El alboroto molestó a los tres matones que estaban fuera, que se reían mientras jugaban a los dados y bebían. Uno de ellos dejó bruscamente su vaso sobre la mesa.
«¡Silencio ahí dentro!», gritó, dando una fuerte patada a la puerta.
Paralizada por el miedo, la chica que gritaba perdió momentáneamente el hilo del guion.
Sin perder el ritmo, Evelina suplicó: «¡Por favor, señor! Piénselo: si ella muere aquí, ¿qué le dirá al Sr. Reid?».
Provocado por sus palabras, el matón, maldiciendo entre dientes, abrió la puerta y entró furioso. «¿Qué demonios está pasando…?».
Antes de que pudiera terminar, Evelina le dio un codazo preciso en el cuello, dejándolo inconsciente al instante.
«¡Muévete!», ordenó Evelina con brusquedad, levantando rápidamente a la chica ciega.
«¡Cógeme de la mano y agárrate fuerte, haz exactamente lo que te diga!».
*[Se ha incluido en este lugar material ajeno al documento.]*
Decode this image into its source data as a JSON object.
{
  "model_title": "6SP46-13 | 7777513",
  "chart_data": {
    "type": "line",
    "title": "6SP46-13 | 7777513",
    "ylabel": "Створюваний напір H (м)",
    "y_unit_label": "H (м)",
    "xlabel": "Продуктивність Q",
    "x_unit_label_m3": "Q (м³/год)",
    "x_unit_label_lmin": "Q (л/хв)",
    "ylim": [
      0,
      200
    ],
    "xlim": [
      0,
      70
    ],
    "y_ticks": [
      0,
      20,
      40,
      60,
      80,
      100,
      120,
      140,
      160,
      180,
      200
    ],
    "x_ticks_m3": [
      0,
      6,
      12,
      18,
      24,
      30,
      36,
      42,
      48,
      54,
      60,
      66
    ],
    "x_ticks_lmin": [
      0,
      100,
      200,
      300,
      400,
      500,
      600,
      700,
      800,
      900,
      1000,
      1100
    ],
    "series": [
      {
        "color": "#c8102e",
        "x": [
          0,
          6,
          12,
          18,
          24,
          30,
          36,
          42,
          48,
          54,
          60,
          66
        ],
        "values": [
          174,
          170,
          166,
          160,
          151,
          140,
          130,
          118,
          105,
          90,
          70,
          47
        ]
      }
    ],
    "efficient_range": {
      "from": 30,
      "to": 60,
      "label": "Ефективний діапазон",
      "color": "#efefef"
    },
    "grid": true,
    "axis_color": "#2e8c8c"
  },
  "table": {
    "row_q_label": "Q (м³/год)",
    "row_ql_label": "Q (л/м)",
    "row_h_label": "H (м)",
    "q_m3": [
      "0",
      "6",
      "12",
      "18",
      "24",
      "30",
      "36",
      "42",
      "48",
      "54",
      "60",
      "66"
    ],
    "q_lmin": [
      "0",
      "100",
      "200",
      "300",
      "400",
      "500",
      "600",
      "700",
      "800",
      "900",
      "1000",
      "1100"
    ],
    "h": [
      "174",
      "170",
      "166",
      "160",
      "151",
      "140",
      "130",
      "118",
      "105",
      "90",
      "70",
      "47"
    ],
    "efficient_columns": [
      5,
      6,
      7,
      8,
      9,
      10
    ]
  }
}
Consciente de la vulnerabilidad de Florrie, Evelina se colocó en posición protectora. Le puso una pata de silla rota en las manos a la segunda chica. «Quédate detrás de mí y no te alejes».
Sosteniendo con fuerza la mano de Florrie y asegurándose de que la segunda chica la seguía de cerca, Evelina se precipitó hacia la salida.
«¿Adónde crees que vas?».
Otros dos matones irrumpieron por un lado, blandiendo amenazadoramente tubos metálicos.
La repentina amenaza inmovilizó a las chicas momentáneamente, con las rodillas temblando de miedo.
«¡Corre!», gritó Evelina, empujando con fuerza a la segunda chica hacia delante. «¡No mires atrás!».
Al ver otra pata de taburete rota cerca, la pateó rápidamente con una puntería perfecta, golpeando a uno de los atacantes directamente en la cara.
« «¡Argh!». El hombre se derrumbó al instante, inconsciente antes de caer al suelo.
Enfurecido, el último matón blandió su tubo con saña hacia Evelina y Florrie. Aunque no podía ver, Florrie oyó claramente el silbido del arma e instintivamente dio un grito de alarma.